Jan-Paul Koopmann
Popmusik und Eigensinn
: Rap im Alter

Foto: privat

Eins der ersten wirklich interessanten Sachen, die ich in der Schule gelernt habe, war dass es früher keine Jugend gab. Man war halt irgendwie da – und dann bald an der Arbeit. Mir fällt das gerade ein, weil Captain Gips auf dem neuen Neonschwarz-Album rapt: „Uh, sie sagen Vierzig ist das neue Dreißig / Und das der Captain dafür der Beweis ist“. Wahrscheinlich hat er recht. Wahrscheinlich gibt es heute wieder keine Jugend mehr, weil niemand damit aufhört. Und trotzdem fühle ich mich jedes Mal ein kleines Bisschen älter, wenn ich eine neue Politrap-Platte höre.

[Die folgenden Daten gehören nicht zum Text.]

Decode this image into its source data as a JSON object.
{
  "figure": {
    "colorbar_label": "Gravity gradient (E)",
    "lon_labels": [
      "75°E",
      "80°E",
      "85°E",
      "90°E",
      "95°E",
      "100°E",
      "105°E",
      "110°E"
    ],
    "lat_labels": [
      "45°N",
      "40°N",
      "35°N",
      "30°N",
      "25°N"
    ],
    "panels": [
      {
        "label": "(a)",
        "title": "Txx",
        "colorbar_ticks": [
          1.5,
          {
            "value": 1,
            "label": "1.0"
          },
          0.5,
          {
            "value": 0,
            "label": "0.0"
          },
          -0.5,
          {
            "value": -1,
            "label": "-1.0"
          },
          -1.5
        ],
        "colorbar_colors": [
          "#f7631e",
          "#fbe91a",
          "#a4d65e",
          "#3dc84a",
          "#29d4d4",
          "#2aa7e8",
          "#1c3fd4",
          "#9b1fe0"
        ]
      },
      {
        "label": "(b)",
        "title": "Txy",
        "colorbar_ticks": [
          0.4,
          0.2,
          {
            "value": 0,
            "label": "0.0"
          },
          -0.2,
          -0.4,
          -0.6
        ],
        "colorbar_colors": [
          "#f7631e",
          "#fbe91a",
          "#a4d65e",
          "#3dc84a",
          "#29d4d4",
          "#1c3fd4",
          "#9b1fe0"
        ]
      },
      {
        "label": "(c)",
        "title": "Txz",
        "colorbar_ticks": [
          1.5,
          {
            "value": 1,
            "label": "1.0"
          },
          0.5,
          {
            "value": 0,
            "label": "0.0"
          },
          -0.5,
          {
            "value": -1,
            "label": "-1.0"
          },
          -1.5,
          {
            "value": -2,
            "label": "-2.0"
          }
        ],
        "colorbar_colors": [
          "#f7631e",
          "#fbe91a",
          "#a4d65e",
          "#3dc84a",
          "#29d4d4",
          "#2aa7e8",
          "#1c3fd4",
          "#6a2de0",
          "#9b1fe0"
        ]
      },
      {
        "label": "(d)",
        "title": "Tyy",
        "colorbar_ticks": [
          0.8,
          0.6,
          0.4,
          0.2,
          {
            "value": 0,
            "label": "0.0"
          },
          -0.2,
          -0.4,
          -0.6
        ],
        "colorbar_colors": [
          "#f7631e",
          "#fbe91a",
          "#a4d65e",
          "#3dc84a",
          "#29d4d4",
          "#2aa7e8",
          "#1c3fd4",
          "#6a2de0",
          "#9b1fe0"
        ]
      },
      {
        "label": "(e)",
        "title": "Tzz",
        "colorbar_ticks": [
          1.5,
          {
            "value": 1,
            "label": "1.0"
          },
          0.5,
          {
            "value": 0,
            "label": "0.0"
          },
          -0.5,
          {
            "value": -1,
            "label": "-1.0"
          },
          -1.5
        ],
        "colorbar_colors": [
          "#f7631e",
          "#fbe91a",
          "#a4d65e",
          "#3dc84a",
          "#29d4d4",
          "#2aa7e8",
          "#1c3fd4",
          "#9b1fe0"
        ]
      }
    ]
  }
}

Dass ich tatsächlich älter als die Musiker bin, kann ich sogar beweisen: Neonschwarz-Sängerin Marie Curry war auf meiner Schule nämlich vier Klassen unter mir. Dass älter nun nicht unbedingt schlauer heißen muss, sieht man daran, dass der Unterschied plötzlich nur noch drei Jahrgänge betrug.

Über „Clash“, die neue Platte, ließe sich nun altklug sagen, dass so typische Rapsachen drauf sind: mit „hey!“ und „uh!“ und wo man sein Label immer dazu sagt (Audiolith in diesem Fall). Das kriegen Neonschwarz inklusive ironischer Brechungen gut über die Bühne. Ein bisschen verkrampft klingen sie lustigerweise nur und ausgerechnet da, wo sie sich extra locker machen und mit Autotune vom Chillen was erzählen.

Aber das ist ja auch kein Wunder. Es gibt wenig zu lachen im Moment, selbst wenn man sich Mühe gibt. Und darum erzähle ich ja überhaupt von früher. Zeckenrap und ich, wir gehören eben doch immer noch zur gleichen Bubble, wie man sagt. Und die schlechten Erfahrungen, die wir da gerade alle miteinander aushalten müssen, hat selten jemand so klar und schnickschnackfrei auf den Punkt gebracht wie Neonschwarz: „Jeder weiß, Geschichte kann sich wiederholen / Doch ich gebe zu, in meiner Seifenblase hätt’ich nicht gedacht, / dass es so schnell passiert“. Es immer schon gewusst zu haben und dann aber trotzdem geschockt zu sein, ist eine höchst sonderbare und beklemmende Angelegenheit: „Gestern noch ein No-Go, gestern noch undenkbar / Gestern dachten alle ‚Regt euch ab, ihr seht Gespenster!‘“

Das ist in der Zwischenzeit passiert: NSU, AfD, Hannibal und überhaupt dieser steil drehende Sicherheitsapparat, der von seinem bürgerlichen Fanmob sogar noch überboten wird. Das haben wir alles schon in den 90ern gesagt – und im Grunde selber nicht ganz daran geglaubt. Und genau diese Erfahrung in einer Musik gespiegelt zu bekommen, die immer noch und trotzdem von dieser Energie gespeist ist, ist schön. Dass Neonschwarz und all die anderen dazu noch in der Lage sind, eine ganz neue Generation junger Menschen aufs Angenehmste zum Durchdrehen zu bringen, ist sogar noch erfreulicher. Auch wenn das jetzt wirklich ziemlich schlimm alt klingt.